An immersed peridynamics method for fluid-driven damage and failure of anisotropic materials
This work addresses the problem of accurately modeling fluid-structure interactions and material failure in complex anisotropic materials, such as biomaterials, for researchers in computational mechanics and materials science, representing an incremental extension of existing methods.
The authors tackled the simulation of fluid-driven damage and failure in anisotropic materials by extending the immersed peridynamics method, demonstrating that it yields comparable accuracy for non-failure cases and generates grid-converged simulations of damage growth and rupture under large deformations.

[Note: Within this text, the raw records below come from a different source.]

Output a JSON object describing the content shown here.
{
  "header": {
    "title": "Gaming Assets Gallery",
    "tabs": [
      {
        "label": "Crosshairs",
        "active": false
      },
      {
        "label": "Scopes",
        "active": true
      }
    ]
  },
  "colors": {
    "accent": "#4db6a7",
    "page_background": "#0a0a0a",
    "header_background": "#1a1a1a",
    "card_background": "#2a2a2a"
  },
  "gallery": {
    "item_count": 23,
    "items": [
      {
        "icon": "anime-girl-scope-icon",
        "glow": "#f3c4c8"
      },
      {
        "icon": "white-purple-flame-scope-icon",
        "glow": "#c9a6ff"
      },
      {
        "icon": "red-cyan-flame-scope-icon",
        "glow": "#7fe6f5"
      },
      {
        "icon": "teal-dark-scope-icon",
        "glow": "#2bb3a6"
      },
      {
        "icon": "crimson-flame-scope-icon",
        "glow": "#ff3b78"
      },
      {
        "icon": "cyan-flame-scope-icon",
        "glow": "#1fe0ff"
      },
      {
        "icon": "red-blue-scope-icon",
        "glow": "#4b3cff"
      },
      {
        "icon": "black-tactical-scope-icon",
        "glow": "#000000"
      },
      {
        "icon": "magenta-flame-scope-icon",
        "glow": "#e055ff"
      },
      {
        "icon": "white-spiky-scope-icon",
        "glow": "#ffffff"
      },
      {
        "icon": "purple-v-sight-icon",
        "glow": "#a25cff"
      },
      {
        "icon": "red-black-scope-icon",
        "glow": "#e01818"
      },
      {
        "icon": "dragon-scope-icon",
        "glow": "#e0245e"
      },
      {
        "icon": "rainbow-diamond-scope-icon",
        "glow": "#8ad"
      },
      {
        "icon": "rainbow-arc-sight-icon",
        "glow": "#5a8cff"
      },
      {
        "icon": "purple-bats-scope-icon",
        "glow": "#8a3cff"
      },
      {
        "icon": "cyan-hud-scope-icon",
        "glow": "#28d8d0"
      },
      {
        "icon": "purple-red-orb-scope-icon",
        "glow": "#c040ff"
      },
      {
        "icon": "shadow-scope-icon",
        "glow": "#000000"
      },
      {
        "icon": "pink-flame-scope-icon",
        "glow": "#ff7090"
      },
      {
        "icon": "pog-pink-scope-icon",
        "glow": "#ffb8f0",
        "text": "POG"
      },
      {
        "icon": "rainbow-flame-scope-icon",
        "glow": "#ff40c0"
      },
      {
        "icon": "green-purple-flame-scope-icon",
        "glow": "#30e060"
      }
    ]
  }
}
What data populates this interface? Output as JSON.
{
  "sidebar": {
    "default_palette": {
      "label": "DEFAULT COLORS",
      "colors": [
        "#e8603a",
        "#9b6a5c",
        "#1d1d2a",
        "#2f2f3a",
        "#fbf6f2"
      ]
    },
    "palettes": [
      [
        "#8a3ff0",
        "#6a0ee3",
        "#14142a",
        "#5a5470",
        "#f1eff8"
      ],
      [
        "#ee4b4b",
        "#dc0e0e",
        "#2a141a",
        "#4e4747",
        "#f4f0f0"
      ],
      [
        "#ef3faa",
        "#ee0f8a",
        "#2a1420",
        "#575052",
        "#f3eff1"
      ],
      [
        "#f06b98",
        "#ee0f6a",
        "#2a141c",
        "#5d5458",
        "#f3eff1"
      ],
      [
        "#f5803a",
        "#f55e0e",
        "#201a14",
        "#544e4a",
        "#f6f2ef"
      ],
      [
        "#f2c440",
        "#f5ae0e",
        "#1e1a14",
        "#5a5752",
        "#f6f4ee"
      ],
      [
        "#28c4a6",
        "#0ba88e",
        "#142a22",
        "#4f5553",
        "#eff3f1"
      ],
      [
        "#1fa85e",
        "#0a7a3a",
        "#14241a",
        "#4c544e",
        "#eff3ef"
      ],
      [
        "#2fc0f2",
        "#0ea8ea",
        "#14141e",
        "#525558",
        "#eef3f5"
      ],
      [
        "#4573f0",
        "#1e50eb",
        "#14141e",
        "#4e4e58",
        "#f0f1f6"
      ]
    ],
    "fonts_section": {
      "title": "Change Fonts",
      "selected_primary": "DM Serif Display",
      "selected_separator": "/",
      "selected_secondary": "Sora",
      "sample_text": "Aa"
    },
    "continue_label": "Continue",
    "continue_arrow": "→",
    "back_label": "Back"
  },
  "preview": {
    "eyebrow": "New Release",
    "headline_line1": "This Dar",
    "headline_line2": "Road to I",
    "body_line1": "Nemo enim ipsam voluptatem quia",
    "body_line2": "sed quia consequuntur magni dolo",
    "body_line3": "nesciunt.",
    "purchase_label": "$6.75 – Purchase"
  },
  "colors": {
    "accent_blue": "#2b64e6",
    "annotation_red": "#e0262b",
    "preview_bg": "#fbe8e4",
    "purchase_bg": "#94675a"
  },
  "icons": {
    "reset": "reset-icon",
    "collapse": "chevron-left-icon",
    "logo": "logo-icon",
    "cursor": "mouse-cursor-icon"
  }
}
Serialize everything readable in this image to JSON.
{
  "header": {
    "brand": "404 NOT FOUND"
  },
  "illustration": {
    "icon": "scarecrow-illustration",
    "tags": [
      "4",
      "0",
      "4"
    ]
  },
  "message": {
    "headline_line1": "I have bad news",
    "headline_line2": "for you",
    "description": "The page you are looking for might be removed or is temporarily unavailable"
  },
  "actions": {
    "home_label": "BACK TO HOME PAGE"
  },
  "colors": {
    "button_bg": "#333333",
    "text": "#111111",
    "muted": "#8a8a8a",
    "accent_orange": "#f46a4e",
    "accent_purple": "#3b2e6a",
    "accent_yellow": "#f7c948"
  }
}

The immersed peridynamics (IPD) method is a fluid-structure interaction (FSI) model to simulate fluid-driven material damage and failure of an immersed structure, in which a peridynamic (PD) constitutive correspondence model is employed within a classical immersed boundary (IB)-type framework to describe stresses, forces, and structural deformations of a structural body, instead of classical continuum mechanics. This paper introduces an extension of the IPD method to simulate fluid-driven structural deformation, damage, and failure of anisotropic materials with complex geometries. We use quadrature rules attached to finite element (FE) meshes to generate both the PD points and their associated weights, which are used to approximate the PD integrals. We demonstrate that non-uniform discretizations improve both accuracy and volume conservation of hyperelastic materials along with accurately represented boundaries. To capture realistic biomaterial behaviors, we incorporate hyperelastic constitutive models including both isotropy and anisotropy into the proposed IPD method. In addition, a ductile failure model is adopted to simulate realistic failure processes of anisotropic materials. For non-failure cases, our numerical simulations demonstrate that the extended IPD method yields comparable accuracy with similar numbers of structural degrees of freedom for different choices of peridynamic horizon sizes. For failure tests, we investigate the effect of a fiber orientation on deformations and failure processes using realistic biomaterial models with varying fiber directions. We further demonstrate that the developed method generates grid-converged simulations of damage growth, crack formation and propagation, and rupture under large deformations, including purely fluid-driven failure processes.